There had been some successes of course. Early on in the campaign aircraft equipped to spit out every imaginable cell phone number and every possible radio frequency had overflown likely areas for bomb construction. This had blasted a goodly number of bomb manufacturers into the next world over a short period of time.

Those who lived had reverted to using infrared garage door openers to detonate their bombs. The Legion had not yet figured out a way to prematurely detonate those until they were already emplaced, which was all too often all too late.

* * *

The bomb which had just gone off in a market had been detonated in just that way. Fortunately, something had warned the civilians nearby who had, for the most part, gone scurrying. Casualties were remarkably low and for those there were there was a catch all phrase, il hamdu l'illah, to God be the praise.

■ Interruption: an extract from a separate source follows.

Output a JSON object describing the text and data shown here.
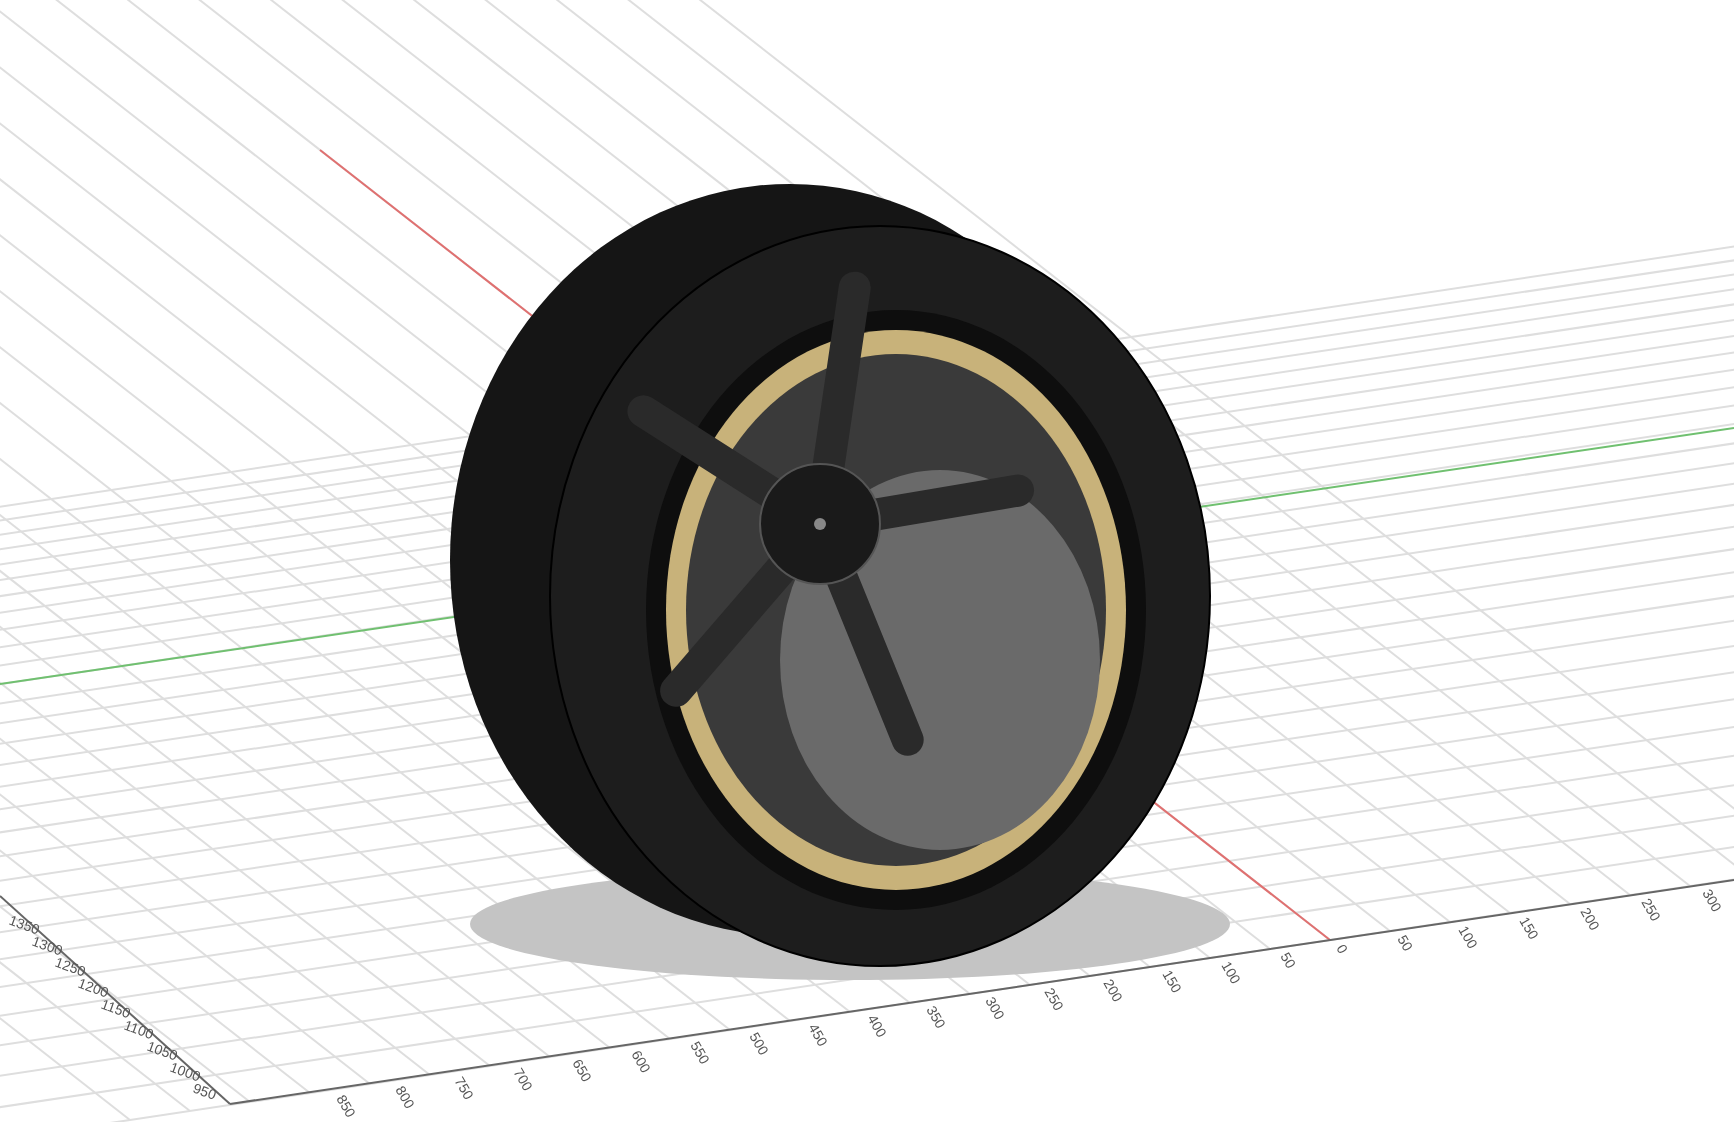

Now, to either side of that attack site and the few bodies it held, other groups waited for some special targets to show up to detonate their own little gateways to Hell.

* * *

It had been a hell of an argument really. After the assassination of their three local leaders by men purporting to be from the news media, the first assumption had been that it was the foreign mercenaries' doing. As one of the remaining terrorist chiefs, Faisal ibn Bahir, pointed out, though, "Really not their style. They never even searched the place for files. And they only took personal arms when they left and not all of those. No, I think it was a personal hit, maybe even because of that pressie that was blown up."